[Quit Your Worrying! by George Wharton James]@TWC D-Link book
Quit Your Worrying!

CHAPTER I
5/22

He is too great a natural philosopher to be engaged in so foolish and unnecessary a business.

He has a better practical system of life than has his white and civilized (!) brother who worries, for he says: Change what can be changed; bear the unchangeable without a murmur.

With this philosophy he braves the wind and the rain, the sand, and the storm, the extremes of heat and cold, the plethora of a good harvest or the famine of a drought.

If he complains it is within himself; and if he whines and whimpers no one ever hears him.

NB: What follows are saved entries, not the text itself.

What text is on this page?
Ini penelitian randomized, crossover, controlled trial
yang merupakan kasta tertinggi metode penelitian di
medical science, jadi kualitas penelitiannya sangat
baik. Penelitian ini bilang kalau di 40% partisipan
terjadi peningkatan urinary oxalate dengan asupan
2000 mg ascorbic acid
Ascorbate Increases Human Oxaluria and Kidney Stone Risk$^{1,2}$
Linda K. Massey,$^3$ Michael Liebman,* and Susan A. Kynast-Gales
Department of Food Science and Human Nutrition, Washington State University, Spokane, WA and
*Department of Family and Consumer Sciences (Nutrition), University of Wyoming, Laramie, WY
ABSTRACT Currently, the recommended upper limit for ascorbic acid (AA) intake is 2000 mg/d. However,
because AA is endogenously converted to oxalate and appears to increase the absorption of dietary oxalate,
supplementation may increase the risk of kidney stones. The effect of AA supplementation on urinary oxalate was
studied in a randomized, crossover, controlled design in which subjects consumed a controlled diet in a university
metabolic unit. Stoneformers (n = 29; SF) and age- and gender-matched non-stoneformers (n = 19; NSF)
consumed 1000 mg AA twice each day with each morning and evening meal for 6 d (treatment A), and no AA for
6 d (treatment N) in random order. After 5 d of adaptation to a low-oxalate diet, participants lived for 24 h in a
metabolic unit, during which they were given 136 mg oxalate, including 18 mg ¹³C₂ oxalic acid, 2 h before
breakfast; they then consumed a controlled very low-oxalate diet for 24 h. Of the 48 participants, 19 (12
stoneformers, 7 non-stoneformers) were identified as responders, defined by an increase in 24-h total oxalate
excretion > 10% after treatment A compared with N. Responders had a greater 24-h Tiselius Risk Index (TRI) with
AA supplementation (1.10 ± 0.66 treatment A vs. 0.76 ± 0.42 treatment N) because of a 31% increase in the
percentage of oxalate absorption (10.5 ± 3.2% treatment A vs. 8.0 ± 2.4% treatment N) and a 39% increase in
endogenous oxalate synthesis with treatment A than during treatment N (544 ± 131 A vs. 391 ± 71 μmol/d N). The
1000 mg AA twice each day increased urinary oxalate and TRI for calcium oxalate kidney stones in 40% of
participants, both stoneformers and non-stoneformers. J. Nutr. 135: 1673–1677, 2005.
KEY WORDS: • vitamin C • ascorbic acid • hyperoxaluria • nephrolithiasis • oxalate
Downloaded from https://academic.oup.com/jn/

His face may become a little more stern under the higher pressure; he may tighten his waist belt a hole or two to stifle the complaints of his empty stomach, but his voice loses no note of its cheeriness and his smile none of its sweet serenity.
Why should the rude and brutal (!) savage be thus, while the cultured, educated, refined man and woman of civilization worry wrinkles into their faces, gray hairs upon their heads, querelousness into their voices and bitterness into their hearts?
When we use the word "worry" what do we mean?
The word comes from the old Saxon, and was in imitation of the sound caused by the choking or strangling of an animal when seized by the throat by another animal.
We still refer to the "worrying" of sheep by dogs--the seizing by the throat with the teeth; killing or badly injuring by repeated biting, shaking, tearing, etc.